J’ai hâte de siroter un bon boulevardier au comptoir de mon bar préféré, sans le masque sur le visage, sans le gel qui colle aux mains et sans avoir à me dépêcher pour respecter le couvre-feu. Je suis confiant car j’ai un exemple sous les yeux, celui de Florence, la ville où j’habite. Dès que les bars pourront ouvrir à nouveau, je sais que les Florentins seront prêts à soutenir un des secteurs qui a souffert le plus pendant cette crise. Et il ne s’agit pas d’une simple considération de professionnel. Les gens ont envie de retrouver leur quotidien et je suis intimement convaincu que quelques semaines de normalité suffiront à oublier ce que nous avons vécu. Aux professionnels du secteur je conseille d’être directs et transparents, de miser sur des propositions alternatives et accessibles, mais pas bridées (pour que la qualité n'en souffre pas...). Ils doivent savoir transmettre leur vision, soigner le service, prêter attention au contact avec le client et se réjouir de ces retours. J’ai remarqué que dans chaque bar et restaurant où j'ai été servi avec un sourire, mes dégustations étaient plus agréables.

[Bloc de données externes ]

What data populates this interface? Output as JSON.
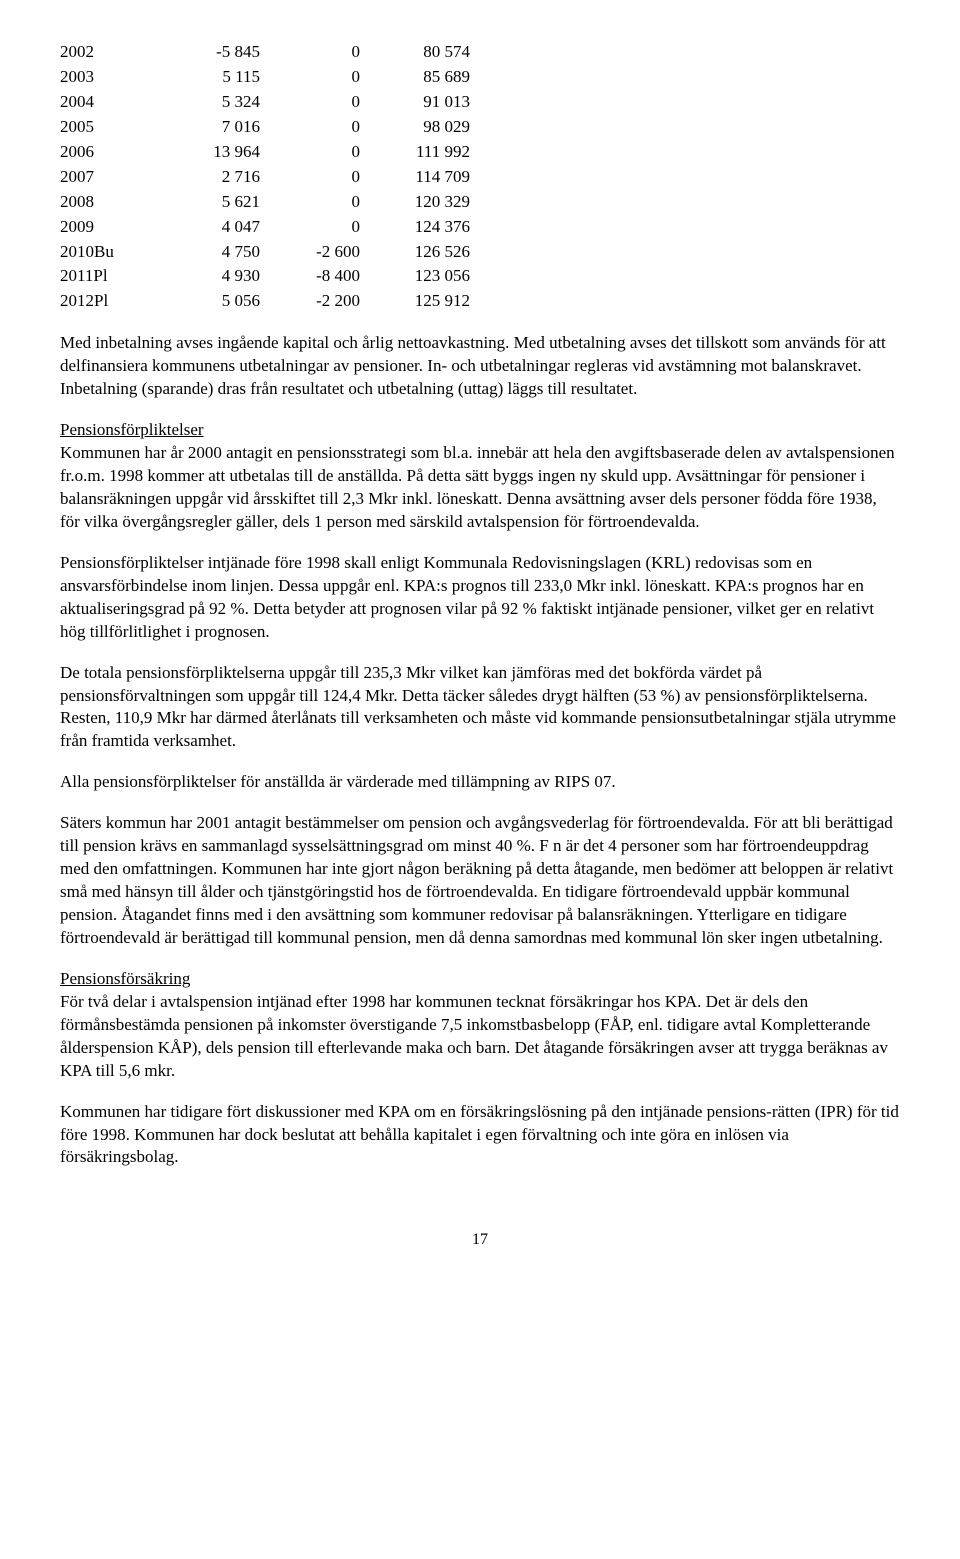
{
  "table": {
    "rows": [
      [
        "2002",
        "-5 845",
        "0",
        "80 574"
      ],
      [
        "2003",
        "5 115",
        "0",
        "85 689"
      ],
      [
        "2004",
        "5 324",
        "0",
        "91 013"
      ],
      [
        "2005",
        "7 016",
        "0",
        "98 029"
      ],
      [
        "2006",
        "13 964",
        "0",
        "111 992"
      ],
      [
        "2007",
        "2 716",
        "0",
        "114 709"
      ],
      [
        "2008",
        "5 621",
        "0",
        "120 329"
      ],
      [
        "2009",
        "4 047",
        "0",
        "124 376"
      ],
      [
        "2010Bu",
        "4 750",
        "-2 600",
        "126 526"
      ],
      [
        "2011Pl",
        "4 930",
        "-8 400",
        "123 056"
      ],
      [
        "2012Pl",
        "5 056",
        "-2 200",
        "125 912"
      ]
    ]
  },
  "paragraphs": {
    "p1": "Med inbetalning avses ingående kapital och årlig nettoavkastning. Med utbetalning avses det tillskott som används för att delfinansiera kommunens utbetalningar av pensioner. In- och utbetalningar regleras vid avstämning mot balanskravet. Inbetalning (sparande) dras från resultatet och utbetalning (uttag) läggs till resultatet.",
    "h2": "Pensionsförpliktelser",
    "p2": "Kommunen har år 2000 antagit en pensionsstrategi som bl.a. innebär att hela den avgiftsbaserade delen av avtalspensionen fr.o.m. 1998 kommer att utbetalas till de anställda. På detta sätt byggs ingen ny skuld upp. Avsättningar för pensioner i balansräkningen uppgår vid årsskiftet till 2,3 Mkr inkl. löneskatt. Denna avsättning avser dels personer födda före 1938, för vilka övergångsregler gäller, dels 1 person med särskild avtalspension för förtroendevalda.",
    "p3": "Pensionsförpliktelser intjänade före 1998 skall enligt Kommunala Redovisningslagen (KRL) redovisas som en ansvarsförbindelse inom linjen. Dessa uppgår enl. KPA:s prognos till 233,0 Mkr inkl. löneskatt. KPA:s prognos har en aktualiseringsgrad på 92 %. Detta betyder att prognosen vilar på 92 % faktiskt intjänade pensioner, vilket ger en relativt hög tillförlitlighet i prognosen.",
    "p4": "De totala pensionsförpliktelserna uppgår till 235,3 Mkr vilket kan jämföras med det bokförda värdet på pensionsförvaltningen som uppgår till 124,4 Mkr. Detta täcker således drygt hälften (53 %) av pensionsförpliktelserna. Resten, 110,9 Mkr har därmed återlånats till verksamheten och måste vid kommande pensionsutbetalningar stjäla utrymme från framtida verksamhet.",
    "p5": "Alla pensionsförpliktelser för anställda är värderade med tillämpning av RIPS 07.",
    "p6": "Säters kommun har 2001 antagit bestämmelser om pension och avgångsvederlag för förtroendevalda. För att bli berättigad till pension krävs en sammanlagd sysselsättningsgrad om minst 40 %. F n är det 4 personer som har förtroendeuppdrag med den omfattningen. Kommunen har inte gjort någon beräkning på detta åtagande, men bedömer att beloppen är relativt små med hänsyn till ålder och tjänstgöringstid hos de förtroendevalda. En tidigare förtroendevald uppbär kommunal pension. Åtagandet finns med i den avsättning som kommuner redovisar på balansräkningen. Ytterligare en tidigare förtroendevald är berättigad till kommunal pension, men då denna samordnas med kommunal lön sker ingen utbetalning.",
    "h3": "Pensionsförsäkring",
    "p7": "För två delar i avtalspension intjänad efter 1998 har kommunen tecknat försäkringar hos KPA. Det är dels den förmånsbestämda pensionen på inkomster överstigande 7,5 inkomstbasbelopp (FÅP, enl. tidigare avtal Kompletterande ålderspension KÅP), dels pension till efterlevande maka och barn. Det åtagande försäkringen avser att trygga beräknas av KPA till 5,6 mkr.",
    "p8": "Kommunen har tidigare fört diskussioner med KPA om en försäkringslösning på den intjänade pensions-rätten (IPR) för tid före 1998. Kommunen har dock beslutat att behålla kapitalet i egen förvaltning och inte göra en inlösen via försäkringsbolag."
  },
  "page_number": "17"
}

Les événements vont reprendre, dont la Florence Cocktail Week à laquelle vous avez déjà participé. Quel est votre souhait pour la prochaine édition ? 

Florence est en pleine ébullition pour ce qui concerne la prochaine édition de cette manifestation qui est devenue un événement incontournable. C’est une kermesse à laquelle participent des professionnels et des passionnés venus de la Toscane, de l’Italie entière et des autres pays. Pendant la dernière édition j’ai présenté le Decocktailone et en occasion de la prochaine je parlerai de l'œuvre sur laquelle je suis en train de travailler. Je souhaite que nous puissions profiter de la prochaine Florence Cocktail Week d’une façon plus insouciante et plus libre. Que ça soit un beau moment de partage placé sous le signe de l’amitié, de la solidarité et du divertissement ainsi que l’occasion de participer aux formations dispensées sous forme de masterclass et de rencontres avec des invités de premier rang.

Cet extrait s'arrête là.